Evaluation of hospital and pharmacy utilization
showed that a greater proportion of PCN clients
utilized hospital services prior to, or in place
of, primary care services, resulting in slightly
higher inpatient costs. High intensity users
of pharmacy services accounted for a high percentage
of the program’s costs. These enrollees
were also using drugs that had the potential
for abuse and misuse, with some of the costliest
drugs having lower-cost alternatives. The 2003
disenrollment survey indicated that over 27
percent of enrollees left the program.
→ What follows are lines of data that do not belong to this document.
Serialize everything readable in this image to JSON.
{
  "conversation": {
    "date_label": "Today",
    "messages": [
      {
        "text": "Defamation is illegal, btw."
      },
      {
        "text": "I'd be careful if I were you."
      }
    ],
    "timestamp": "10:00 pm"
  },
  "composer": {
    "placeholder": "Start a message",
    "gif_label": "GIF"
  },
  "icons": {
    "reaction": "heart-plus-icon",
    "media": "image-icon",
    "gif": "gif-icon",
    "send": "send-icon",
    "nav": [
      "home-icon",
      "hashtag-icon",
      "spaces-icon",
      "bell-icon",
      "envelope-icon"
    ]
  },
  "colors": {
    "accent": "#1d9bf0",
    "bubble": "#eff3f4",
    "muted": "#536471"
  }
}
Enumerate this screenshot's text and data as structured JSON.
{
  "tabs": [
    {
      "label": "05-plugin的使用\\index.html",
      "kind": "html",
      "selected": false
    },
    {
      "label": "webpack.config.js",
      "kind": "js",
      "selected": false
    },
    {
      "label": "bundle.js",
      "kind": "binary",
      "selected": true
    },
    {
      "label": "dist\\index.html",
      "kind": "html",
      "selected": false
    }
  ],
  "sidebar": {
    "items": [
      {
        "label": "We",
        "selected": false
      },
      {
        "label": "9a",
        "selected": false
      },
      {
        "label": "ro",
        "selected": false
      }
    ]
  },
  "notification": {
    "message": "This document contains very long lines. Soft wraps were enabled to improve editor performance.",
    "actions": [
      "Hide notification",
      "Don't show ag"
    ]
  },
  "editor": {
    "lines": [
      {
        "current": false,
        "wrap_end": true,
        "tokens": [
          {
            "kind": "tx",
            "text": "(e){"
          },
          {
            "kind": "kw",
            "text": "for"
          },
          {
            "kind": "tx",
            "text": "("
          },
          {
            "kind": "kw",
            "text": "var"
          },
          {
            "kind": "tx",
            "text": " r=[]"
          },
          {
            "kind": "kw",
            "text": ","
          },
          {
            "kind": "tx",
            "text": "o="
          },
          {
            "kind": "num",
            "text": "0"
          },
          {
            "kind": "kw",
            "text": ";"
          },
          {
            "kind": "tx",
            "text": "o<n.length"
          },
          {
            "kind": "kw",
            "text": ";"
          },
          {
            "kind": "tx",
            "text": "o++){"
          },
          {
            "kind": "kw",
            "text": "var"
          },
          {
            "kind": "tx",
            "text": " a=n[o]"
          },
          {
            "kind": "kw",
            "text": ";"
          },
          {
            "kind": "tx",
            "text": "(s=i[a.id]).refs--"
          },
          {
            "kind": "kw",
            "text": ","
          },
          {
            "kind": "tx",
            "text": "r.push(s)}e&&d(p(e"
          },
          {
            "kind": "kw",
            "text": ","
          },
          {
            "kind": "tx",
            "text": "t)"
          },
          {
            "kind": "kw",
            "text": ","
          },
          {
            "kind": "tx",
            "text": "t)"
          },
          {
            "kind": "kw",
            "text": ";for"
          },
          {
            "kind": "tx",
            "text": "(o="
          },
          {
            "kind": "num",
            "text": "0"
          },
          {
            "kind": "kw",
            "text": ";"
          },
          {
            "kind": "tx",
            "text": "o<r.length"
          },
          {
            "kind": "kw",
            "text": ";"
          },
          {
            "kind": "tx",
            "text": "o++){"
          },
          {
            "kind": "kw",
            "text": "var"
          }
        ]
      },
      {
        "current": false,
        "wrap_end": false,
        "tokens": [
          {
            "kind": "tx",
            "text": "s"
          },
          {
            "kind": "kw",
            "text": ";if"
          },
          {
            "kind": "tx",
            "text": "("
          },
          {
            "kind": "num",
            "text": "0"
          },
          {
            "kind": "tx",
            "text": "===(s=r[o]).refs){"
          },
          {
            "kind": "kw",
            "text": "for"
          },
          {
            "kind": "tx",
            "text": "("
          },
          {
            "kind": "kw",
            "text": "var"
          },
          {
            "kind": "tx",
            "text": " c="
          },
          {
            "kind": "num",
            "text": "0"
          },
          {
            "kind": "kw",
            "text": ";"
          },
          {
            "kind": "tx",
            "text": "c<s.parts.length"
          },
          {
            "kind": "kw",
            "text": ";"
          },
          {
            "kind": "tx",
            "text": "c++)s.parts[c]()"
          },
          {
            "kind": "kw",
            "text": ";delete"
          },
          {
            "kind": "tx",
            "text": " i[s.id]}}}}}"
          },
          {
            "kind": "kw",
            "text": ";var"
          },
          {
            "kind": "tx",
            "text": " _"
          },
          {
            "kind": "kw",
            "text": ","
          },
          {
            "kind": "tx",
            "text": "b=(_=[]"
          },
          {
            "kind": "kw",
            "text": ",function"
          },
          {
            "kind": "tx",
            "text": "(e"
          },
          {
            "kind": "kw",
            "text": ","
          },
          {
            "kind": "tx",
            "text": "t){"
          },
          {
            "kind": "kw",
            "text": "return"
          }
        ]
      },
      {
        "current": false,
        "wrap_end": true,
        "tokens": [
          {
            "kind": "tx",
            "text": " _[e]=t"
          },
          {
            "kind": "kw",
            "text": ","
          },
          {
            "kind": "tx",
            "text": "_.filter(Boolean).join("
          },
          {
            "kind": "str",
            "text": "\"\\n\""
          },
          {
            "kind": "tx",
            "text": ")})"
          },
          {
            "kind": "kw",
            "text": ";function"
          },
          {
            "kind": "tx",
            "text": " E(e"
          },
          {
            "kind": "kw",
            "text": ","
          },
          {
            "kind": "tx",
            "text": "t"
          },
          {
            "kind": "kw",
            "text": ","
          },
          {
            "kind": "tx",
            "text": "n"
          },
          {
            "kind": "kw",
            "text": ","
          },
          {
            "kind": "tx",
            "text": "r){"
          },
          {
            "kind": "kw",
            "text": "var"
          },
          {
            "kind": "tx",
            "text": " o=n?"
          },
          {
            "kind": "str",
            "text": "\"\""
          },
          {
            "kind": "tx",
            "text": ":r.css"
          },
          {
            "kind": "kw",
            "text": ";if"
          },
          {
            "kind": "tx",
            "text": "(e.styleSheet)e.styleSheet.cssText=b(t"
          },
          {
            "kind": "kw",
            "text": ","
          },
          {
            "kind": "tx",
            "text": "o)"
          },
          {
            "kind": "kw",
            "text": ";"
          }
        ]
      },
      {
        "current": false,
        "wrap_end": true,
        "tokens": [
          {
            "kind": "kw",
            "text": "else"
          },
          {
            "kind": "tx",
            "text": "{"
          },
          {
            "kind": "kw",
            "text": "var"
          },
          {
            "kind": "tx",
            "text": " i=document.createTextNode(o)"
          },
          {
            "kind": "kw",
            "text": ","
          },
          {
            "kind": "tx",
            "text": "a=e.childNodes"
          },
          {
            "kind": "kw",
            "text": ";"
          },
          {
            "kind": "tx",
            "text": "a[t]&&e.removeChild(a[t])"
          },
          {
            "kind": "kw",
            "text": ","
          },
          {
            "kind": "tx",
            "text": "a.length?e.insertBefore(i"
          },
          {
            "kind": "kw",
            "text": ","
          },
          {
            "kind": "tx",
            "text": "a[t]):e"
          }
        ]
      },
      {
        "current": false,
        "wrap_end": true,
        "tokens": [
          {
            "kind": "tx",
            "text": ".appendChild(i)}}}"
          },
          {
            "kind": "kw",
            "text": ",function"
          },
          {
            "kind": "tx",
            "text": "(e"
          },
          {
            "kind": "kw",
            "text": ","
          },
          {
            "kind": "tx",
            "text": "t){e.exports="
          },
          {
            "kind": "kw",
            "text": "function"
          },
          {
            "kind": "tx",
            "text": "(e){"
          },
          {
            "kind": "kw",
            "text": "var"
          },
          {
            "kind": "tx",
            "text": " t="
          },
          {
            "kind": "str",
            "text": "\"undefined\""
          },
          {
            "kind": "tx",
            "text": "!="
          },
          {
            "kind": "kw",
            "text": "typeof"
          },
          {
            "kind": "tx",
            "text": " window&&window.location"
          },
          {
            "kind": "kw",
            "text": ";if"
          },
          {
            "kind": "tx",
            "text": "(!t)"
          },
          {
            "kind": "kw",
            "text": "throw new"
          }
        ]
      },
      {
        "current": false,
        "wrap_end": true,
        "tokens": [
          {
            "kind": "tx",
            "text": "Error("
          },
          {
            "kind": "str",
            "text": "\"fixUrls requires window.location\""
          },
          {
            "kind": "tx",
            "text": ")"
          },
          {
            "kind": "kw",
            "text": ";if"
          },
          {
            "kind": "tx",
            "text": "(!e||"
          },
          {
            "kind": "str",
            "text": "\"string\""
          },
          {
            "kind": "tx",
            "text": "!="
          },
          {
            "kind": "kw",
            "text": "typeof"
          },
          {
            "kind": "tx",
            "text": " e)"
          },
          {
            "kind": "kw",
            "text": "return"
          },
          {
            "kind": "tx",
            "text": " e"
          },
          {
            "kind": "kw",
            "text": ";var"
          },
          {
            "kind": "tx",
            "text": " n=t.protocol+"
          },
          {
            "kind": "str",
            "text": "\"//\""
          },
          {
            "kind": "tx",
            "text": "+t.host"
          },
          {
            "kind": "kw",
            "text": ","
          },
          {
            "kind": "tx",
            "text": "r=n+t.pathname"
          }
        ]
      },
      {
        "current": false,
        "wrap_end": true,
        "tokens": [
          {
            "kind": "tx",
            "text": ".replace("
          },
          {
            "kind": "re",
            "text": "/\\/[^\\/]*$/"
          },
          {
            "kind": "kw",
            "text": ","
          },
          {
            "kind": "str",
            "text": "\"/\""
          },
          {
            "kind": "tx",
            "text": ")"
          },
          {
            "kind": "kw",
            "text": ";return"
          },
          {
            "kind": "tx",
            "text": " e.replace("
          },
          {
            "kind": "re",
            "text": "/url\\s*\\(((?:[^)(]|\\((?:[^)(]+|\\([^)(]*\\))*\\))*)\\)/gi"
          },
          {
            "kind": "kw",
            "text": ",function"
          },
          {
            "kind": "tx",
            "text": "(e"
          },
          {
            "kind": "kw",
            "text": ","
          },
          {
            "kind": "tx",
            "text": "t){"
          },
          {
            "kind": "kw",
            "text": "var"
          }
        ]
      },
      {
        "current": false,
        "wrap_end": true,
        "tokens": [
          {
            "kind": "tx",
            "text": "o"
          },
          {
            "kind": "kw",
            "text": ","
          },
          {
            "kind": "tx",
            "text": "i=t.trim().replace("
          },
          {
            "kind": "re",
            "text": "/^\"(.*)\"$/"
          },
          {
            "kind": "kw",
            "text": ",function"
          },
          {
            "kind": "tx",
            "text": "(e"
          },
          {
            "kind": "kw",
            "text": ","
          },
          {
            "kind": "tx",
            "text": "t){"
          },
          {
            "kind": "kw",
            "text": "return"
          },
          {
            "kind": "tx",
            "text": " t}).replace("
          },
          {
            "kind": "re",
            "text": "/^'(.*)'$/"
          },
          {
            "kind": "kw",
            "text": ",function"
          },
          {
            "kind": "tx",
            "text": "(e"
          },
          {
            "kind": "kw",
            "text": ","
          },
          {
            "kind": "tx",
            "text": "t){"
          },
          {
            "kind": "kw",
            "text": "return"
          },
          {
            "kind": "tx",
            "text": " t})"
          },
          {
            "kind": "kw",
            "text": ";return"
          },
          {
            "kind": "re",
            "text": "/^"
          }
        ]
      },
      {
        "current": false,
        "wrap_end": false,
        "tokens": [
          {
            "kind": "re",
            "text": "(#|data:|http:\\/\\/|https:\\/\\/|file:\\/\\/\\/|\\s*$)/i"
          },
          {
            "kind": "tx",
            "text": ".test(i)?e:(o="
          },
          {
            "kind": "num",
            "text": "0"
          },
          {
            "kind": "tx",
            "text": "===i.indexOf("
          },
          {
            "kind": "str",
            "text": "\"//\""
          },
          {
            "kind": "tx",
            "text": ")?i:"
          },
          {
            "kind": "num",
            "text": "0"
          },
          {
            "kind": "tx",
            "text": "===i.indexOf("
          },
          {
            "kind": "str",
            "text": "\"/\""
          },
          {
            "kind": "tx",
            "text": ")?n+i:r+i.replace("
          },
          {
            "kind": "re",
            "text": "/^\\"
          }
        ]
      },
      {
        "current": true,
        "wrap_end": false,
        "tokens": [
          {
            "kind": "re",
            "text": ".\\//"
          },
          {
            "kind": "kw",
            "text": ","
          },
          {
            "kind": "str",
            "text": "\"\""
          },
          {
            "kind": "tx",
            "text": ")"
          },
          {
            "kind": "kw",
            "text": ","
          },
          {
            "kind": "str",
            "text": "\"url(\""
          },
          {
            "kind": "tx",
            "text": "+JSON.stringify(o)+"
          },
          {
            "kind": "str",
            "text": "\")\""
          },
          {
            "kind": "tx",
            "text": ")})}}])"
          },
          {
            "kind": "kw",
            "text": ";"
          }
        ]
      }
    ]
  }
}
Nearly
one-third of those who left had health insurance
from other sources and half were still eligible
for PCN. As the reason for not re-enrolling,
nearly half of the respondents indicated positive
health status; 29 percent reported finances,
with a majority citing premium cost; 26 percent
reported that PCN did not meet their health
care needs; and about one-third cited the inability
to receive needed medical care or prescriptions.
In the 2005 re-enrollment survey, 63 percent
of the enrollees expressed need for expanded
service coverage by the PCN program and 21 percent
were complimentary toward the program.